The Boise factory uses 200-millimeter wafers, while newer plants use 300-millimeter ones. The location, with 9,000 workers, accounts for 15 percent of Micron's Nand output, Durcan said.
Micron has reported seven annual losses in the past 11 years as memory-chip makers struggle to match the introduction of plants with short-term fluctuations in demand. The factories cost more than $3 billion and take more than a year to build.
The cost to restart plants is so high that manufacturers run them 24 hours a day, even when spot market prices are less than the price of production.

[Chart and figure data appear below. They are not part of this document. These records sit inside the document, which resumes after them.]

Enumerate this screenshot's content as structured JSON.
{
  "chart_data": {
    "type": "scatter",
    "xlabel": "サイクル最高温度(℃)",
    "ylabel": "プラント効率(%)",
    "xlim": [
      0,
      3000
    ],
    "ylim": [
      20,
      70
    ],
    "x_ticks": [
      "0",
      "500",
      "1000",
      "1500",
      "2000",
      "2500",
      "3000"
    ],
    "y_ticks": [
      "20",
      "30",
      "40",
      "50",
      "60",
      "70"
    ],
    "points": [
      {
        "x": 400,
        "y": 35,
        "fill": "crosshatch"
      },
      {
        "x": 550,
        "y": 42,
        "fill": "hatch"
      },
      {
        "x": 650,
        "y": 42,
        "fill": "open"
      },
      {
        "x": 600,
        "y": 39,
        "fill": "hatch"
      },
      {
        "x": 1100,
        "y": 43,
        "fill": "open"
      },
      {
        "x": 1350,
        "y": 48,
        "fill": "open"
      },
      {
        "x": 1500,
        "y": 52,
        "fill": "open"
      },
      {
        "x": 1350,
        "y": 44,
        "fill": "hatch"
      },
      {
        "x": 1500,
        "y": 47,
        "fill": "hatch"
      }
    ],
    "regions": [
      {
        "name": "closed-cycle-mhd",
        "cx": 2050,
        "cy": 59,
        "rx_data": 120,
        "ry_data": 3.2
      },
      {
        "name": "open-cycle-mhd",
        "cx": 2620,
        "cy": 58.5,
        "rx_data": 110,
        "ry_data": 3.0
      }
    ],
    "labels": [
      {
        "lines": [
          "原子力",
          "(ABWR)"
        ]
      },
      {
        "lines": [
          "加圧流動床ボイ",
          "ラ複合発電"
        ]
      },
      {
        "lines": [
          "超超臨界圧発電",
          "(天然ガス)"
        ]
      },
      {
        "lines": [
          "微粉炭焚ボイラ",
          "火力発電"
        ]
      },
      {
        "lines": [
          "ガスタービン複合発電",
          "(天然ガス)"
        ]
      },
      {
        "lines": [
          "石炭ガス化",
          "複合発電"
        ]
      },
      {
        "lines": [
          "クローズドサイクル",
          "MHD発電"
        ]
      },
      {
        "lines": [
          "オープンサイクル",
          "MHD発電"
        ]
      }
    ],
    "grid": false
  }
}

This month, Micron said its loss in the fourth quarter ended Aug. 28 widened to $344 million from $158 million a year earlier. The company is also being hit by weak pricing for its main product, dynamic random access memory, or DRAM, which provides the main memory in personal computers.
If prices stay at current levels, DRAM chips will sell for as much as 20 percent less in the first quarter than they did in the fourth, Mark Adams, Micron's head of sales, said on a conference call with analysts Oct 1. Prices of Nand chips are on course to drop as much as 35 percent, he said.
Micron competes with South Korea's Samsung Electronics Co., the largest maker of both types of memory chips, as well as Hynix Semiconductor Inc. and Japan's Toshiba Corp.